Die CDU hat auf ihrem Bundesparteitag am vergangenen Wochenende beschlossen: „Deshalb gilt künftig für alle (öffentlichen) Digitalisierungsprojekte in Deutschland: Auftragsvergabe und Förderung sind an die Einhaltung der Prinzipien Open Source und offene Standards gebunden. Durch öffentliche Mittel finanzierte Software soll allen Bürgern dienen“. [1]

Die Piratenpartei Hessen begrüßt diesen Beschluss. Damit übernimmt die CDU teilweise eine alte Forderung der PIRATEN: Open Source-Software hält sich an offene Standards. Diese können von allen Anbietern und Nutzern von Software gleichermaßen genutzt und weiterentwickelt werden, ohne Einschränkungen zum Schutz von intellektuellem Eigentum und durch andere – auch technische – Hindernisse. Das fördert den freien Wettbewerb der Ideen und vermeidet Kosten durch Parallelentwicklungen der verschiedenen Verwaltungen, da jedes Bundesland, jede Verwaltung und jede Behörde ihre eigenen Verfahren entwickelt. Auch wird der Austausch von Daten dadurch vereinfacht.

Die Piratenpartei fordert dies bereits seit zehn Jahren in ihrem Parteiprogramm. [2]

Die Forderungen der Piratenpartei gehen noch weiter: Sie setzt sich für die Förderung von freier Soft- und Hardware ein, die von allen uneingeschränkt benutzt, untersucht, verbreitet und verändert werden kann. Öffentliche Einrichtungen sollen ihre technische Infrastruktur umstellen und so Kosten und Abhängigkeit von einzelnen Herstellern reduzieren und freie Kommunikation fördern.

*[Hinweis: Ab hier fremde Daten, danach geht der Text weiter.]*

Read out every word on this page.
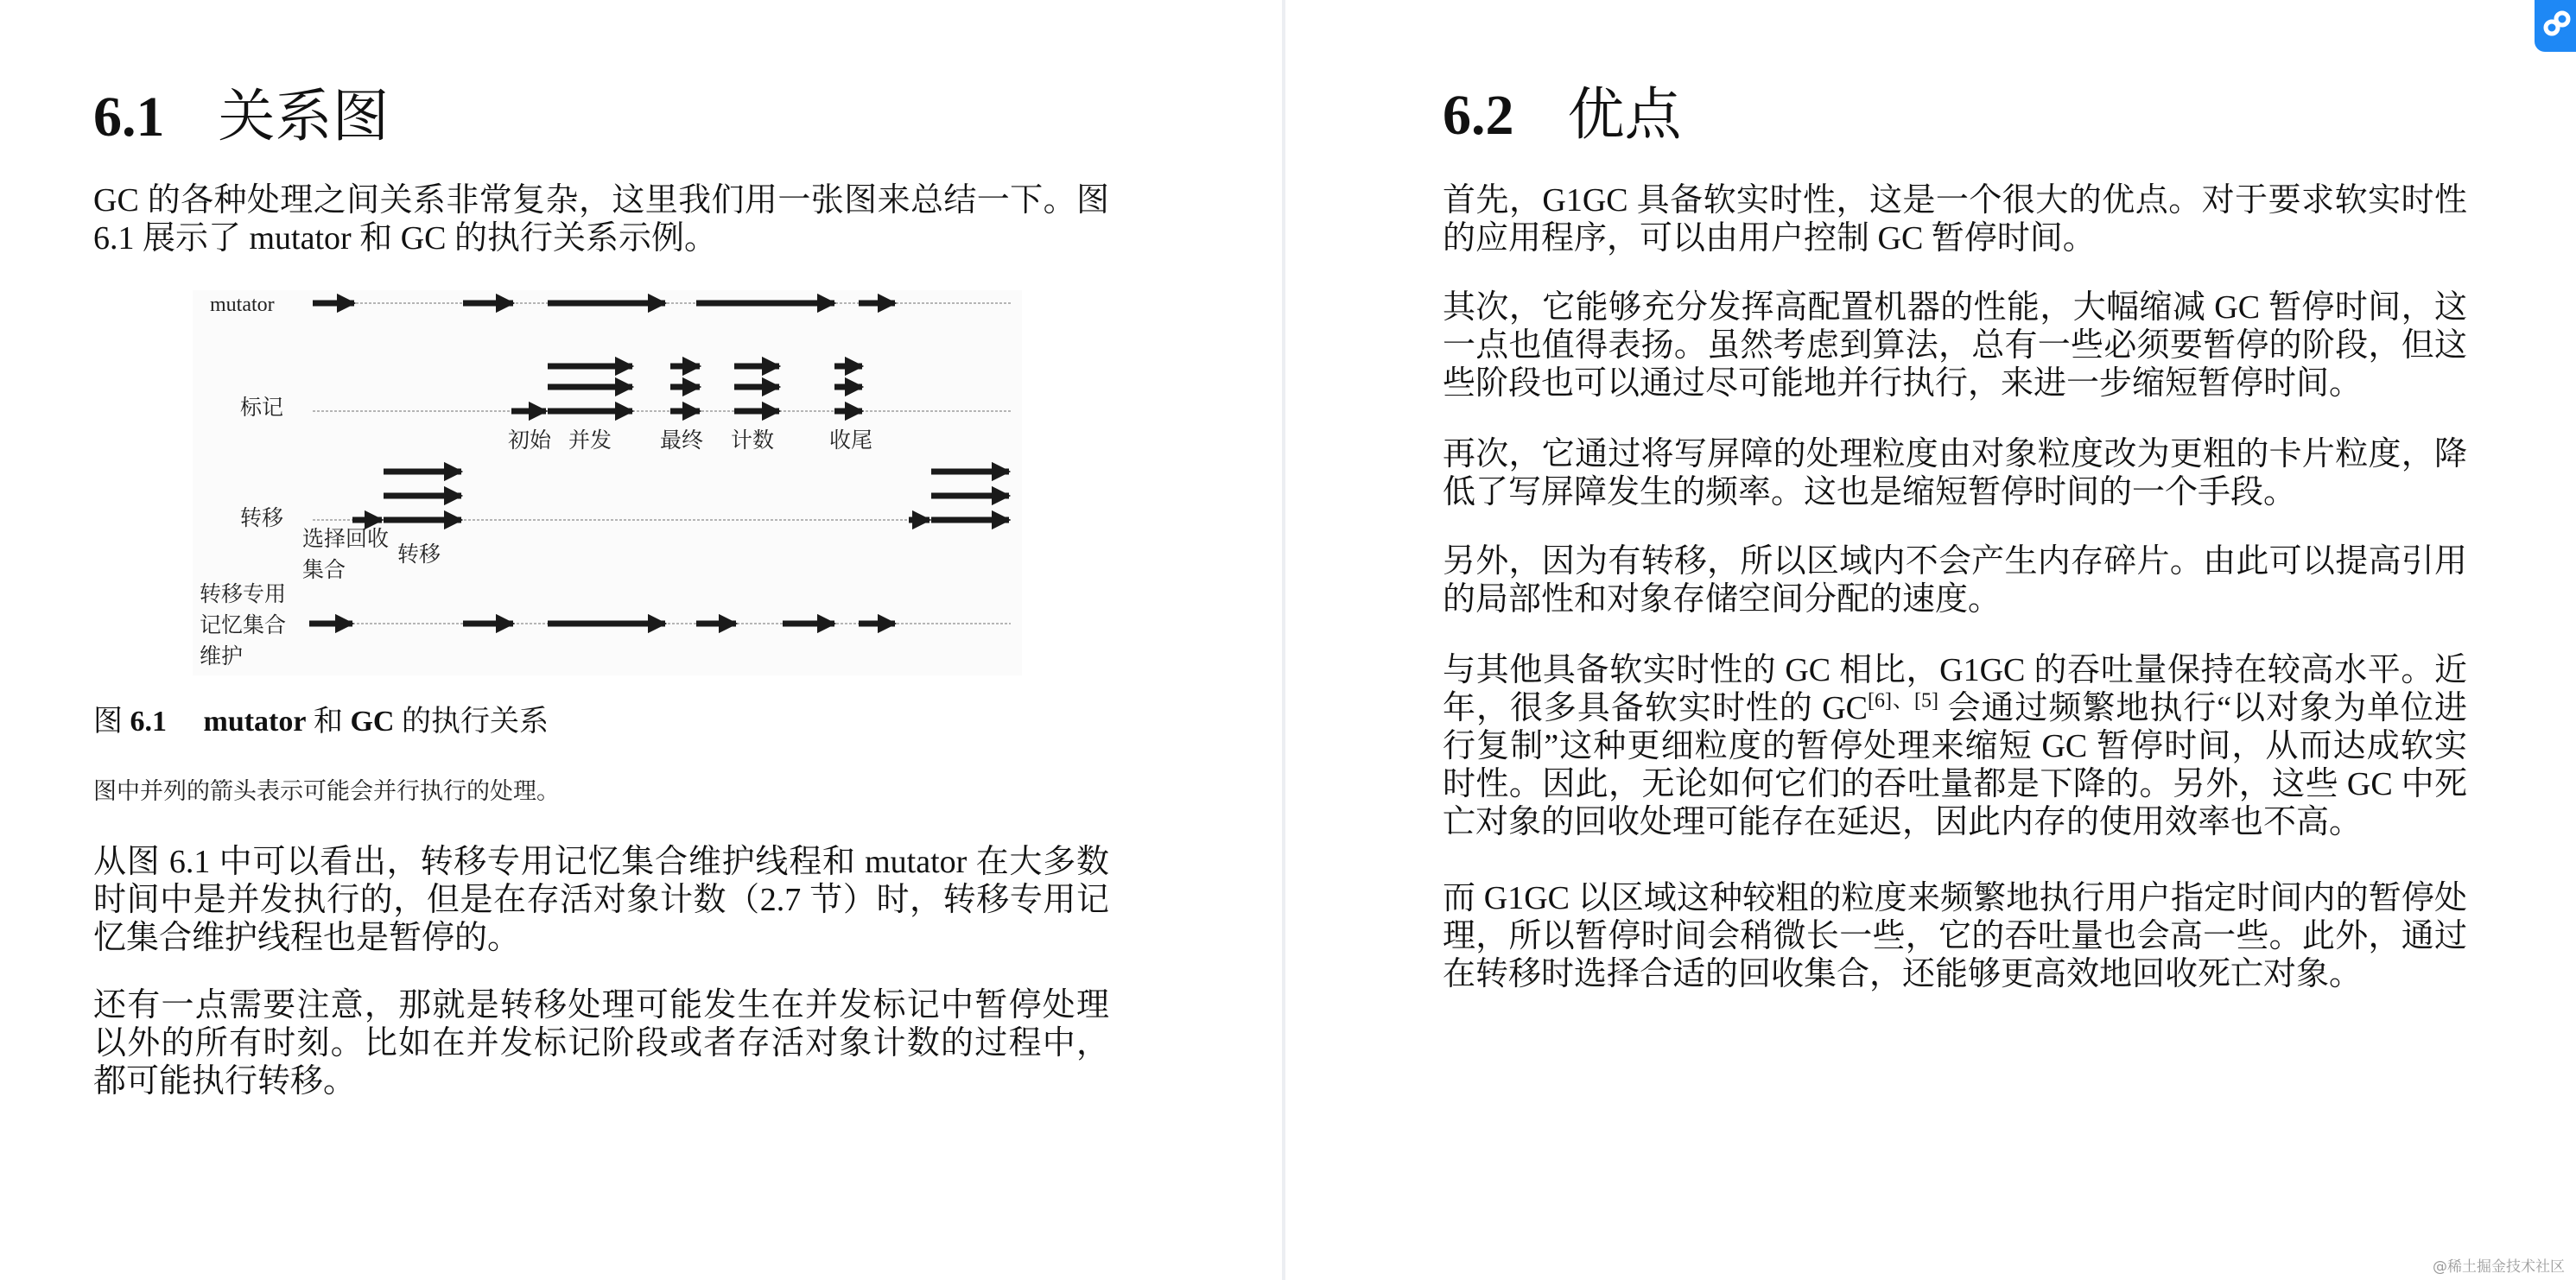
6.1 关系图

GC 的各种处理之间关系非常复杂，这里我们用一张图来总结一下。图 6.1 展示了 mutator 和 GC 的执行关系示例。

mutator
标记
转移
转移专用
记忆集合
维护
初始 并发 最终 计数	收尾
选择回收
集合
转移
图 6.1 mutator 和 GC 的执行关系
图中并列的箭头表示可能会并行执行的处理。

从图 6.1 中可以看出，转移专用记忆集合维护线程和 mutator 在大多数时间中是并发执行的，但是在存活对象计数（2.7 节）时，转移专用记忆集合维护线程也是暂停的。

还有一点需要注意，那就是转移处理可能发生在并发标记中暂停处理以外的所有时刻。比如在并发标记阶段或者存活对象计数的过程中，都可能执行转移。

6.2 优点

首先，G1GC 具备软实时性，这是一个很大的优点。对于要求软实时性的应用程序，可以由用户控制 GC 暂停时间。

其次，它能够充分发挥高配置机器的性能，大幅缩减 GC 暂停时间，这一点也值得表扬。虽然考虑到算法，总有一些必须要暂停的阶段，但这些阶段也可以通过尽可能地并行执行，来进一步缩短暂停时间。

再次，它通过将写屏障的处理粒度由对象粒度改为更粗的卡片粒度，降低了写屏障发生的频率。这也是缩短暂停时间的一个手段。

另外，因为有转移，所以区域内不会产生内存碎片。由此可以提高引用的局部性和对象存储空间分配的速度。

与其他具备软实时性的 GC 相比，G1GC 的吞吐量保持在较高水平。近年，很多具备软实时性的 GC[6]、[5] 会通过频繁地执行“以对象为单位进行复制”这种更细粒度的暂停处理来缩短 GC 暂停时间，从而达成软实时性。因此，无论如何它们的吞吐量都是下降的。另外，这些 GC 中死亡对象的回收处理可能存在延迟，因此内存的使用效率也不高。

而 G1GC 以区域这种较粗的粒度来频繁地执行用户指定时间内的暂停处理，所以暂停时间会稍微长一些，它的吞吐量也会高一些。此外，通过在转移时选择合适的回收集合，还能够更高效地回收死亡对象。

@稀土掘金技术社区
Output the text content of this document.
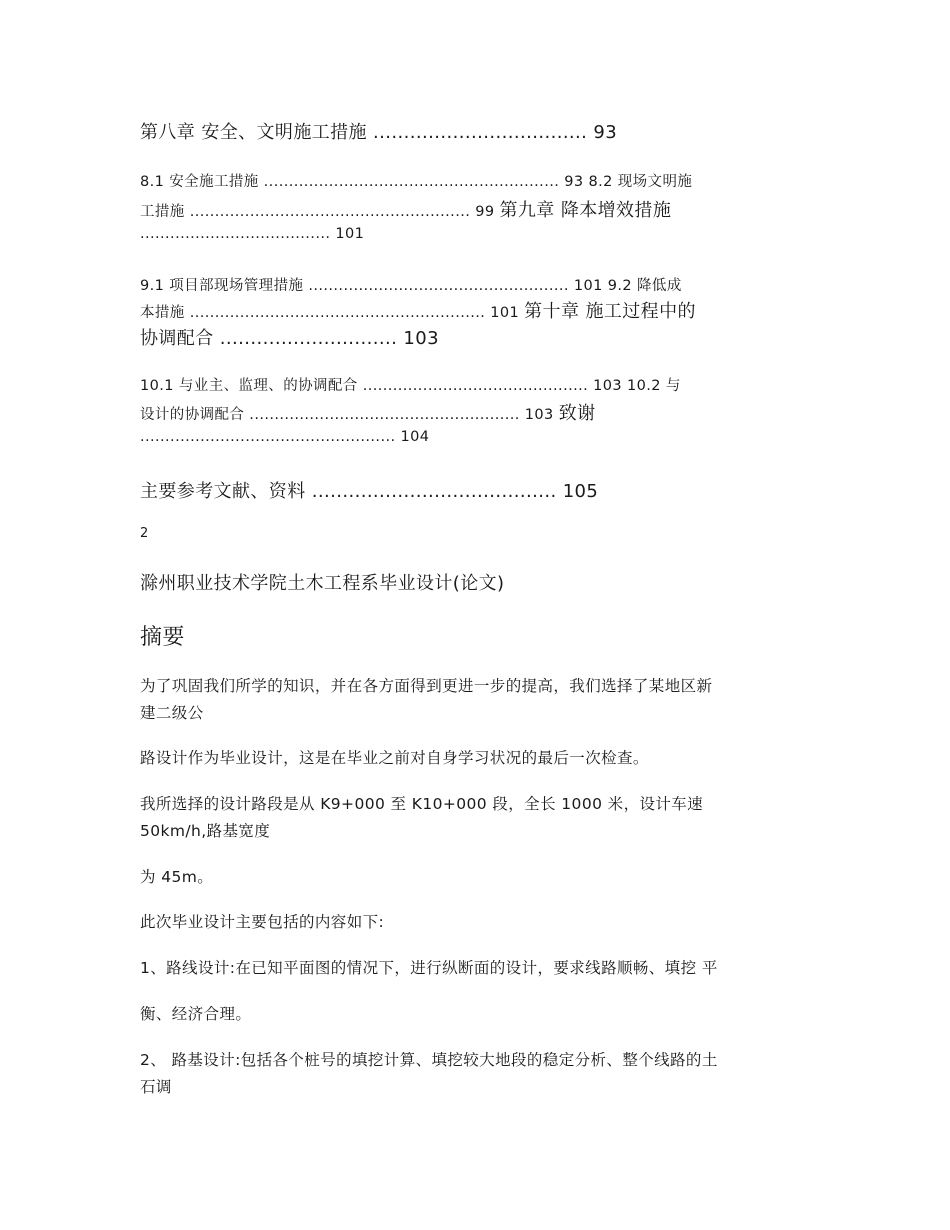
第八章 安全、文明施工措施 ................................... 93
8.1 安全施工措施 ........................................................... 93 8.2 现场文明施
工措施 ........................................................ 99 第九章 降本增效措施
...................................... 101
9.1 项目部现场管理措施 .................................................... 101 9.2 降低成
本措施 ........................................................... 101 第十章 施工过程中的
协调配合 ............................. 103
10.1 与业主、监理、的协调配合 ............................................. 103 10.2 与
设计的协调配合 ...................................................... 103 致谢
................................................... 104
主要参考文献、资料 ........................................ 105
2
滁州职业技术学院土木工程系毕业设计(论文)
摘要
为了巩固我们所学的知识，并在各方面得到更进一步的提高，我们选择了某地区新
建二级公
路设计作为毕业设计，这是在毕业之前对自身学习状况的最后一次检查。
我所选择的设计路段是从 K9+000 至 K10+000 段，全长 1000 米，设计车速
50km/h,路基宽度
为 45m。
此次毕业设计主要包括的内容如下:
1、路线设计:在已知平面图的情况下，进行纵断面的设计，要求线路顺畅、填挖 平
衡、经济合理。
2、 路基设计:包括各个桩号的填挖计算、填挖较大地段的稳定分析、整个线路的土
石调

Der Politische Geschäftsführer der Piratenpartei Hessen, Dr. Aljoscha Kreß, kommentiert: „Gerade die Debatte um den Einstieg von Huawei in den 5G-Ausbau zeigt doch dem letzten IT-Laien, dass Transparenz in der IT-Infrastruktur für die nationale Sicherheit wichtig ist. Das gilt für Hard- und Software. Als Mitarbeiter der Landesverwaltung stelle ich mir täglich die Frage, wie man noch mit proprietärer Software und Betriebssystemen arbeiten kann, die freudig verschlüsselte Telemetriedaten nach Hause schicken, ohne dass die Landes-IT den Inhalt kennt [3]. Mit den Prinzipien der Open Source wüsste man, was da gefunkt wird und ob es sicherheits- und datenschutzrelevante Inhalte sind, die womöglich der hessischen Landesverwaltung abgezapft werden [4].“

Der Frankfurter Stadtverordnete der Piratenpartei, Herbert Förster, ergänzt: „Gerade in den öffentlichen Verwaltungen werden Millionenbeträge für Softwarelizenzen an Microsoft ausgegeben. Dabei sind sie davon abhängig, dass Microsoft Sicherheitslücken zuverlässig schließt. Wie anfällig besonders Microsoft Windows für Angriffe ist, beweisen regelmäßige Warnungen der IT-Abteilung in Frankfurts Verwaltung. Anträge der PIRATEN-Fraktion wegen der Sicherheit und Wirtschaftlichkeit auf ein quelloffenes System wie z.B. Linux umzustellen, werden regelmäßig abgelehnt.“ [5]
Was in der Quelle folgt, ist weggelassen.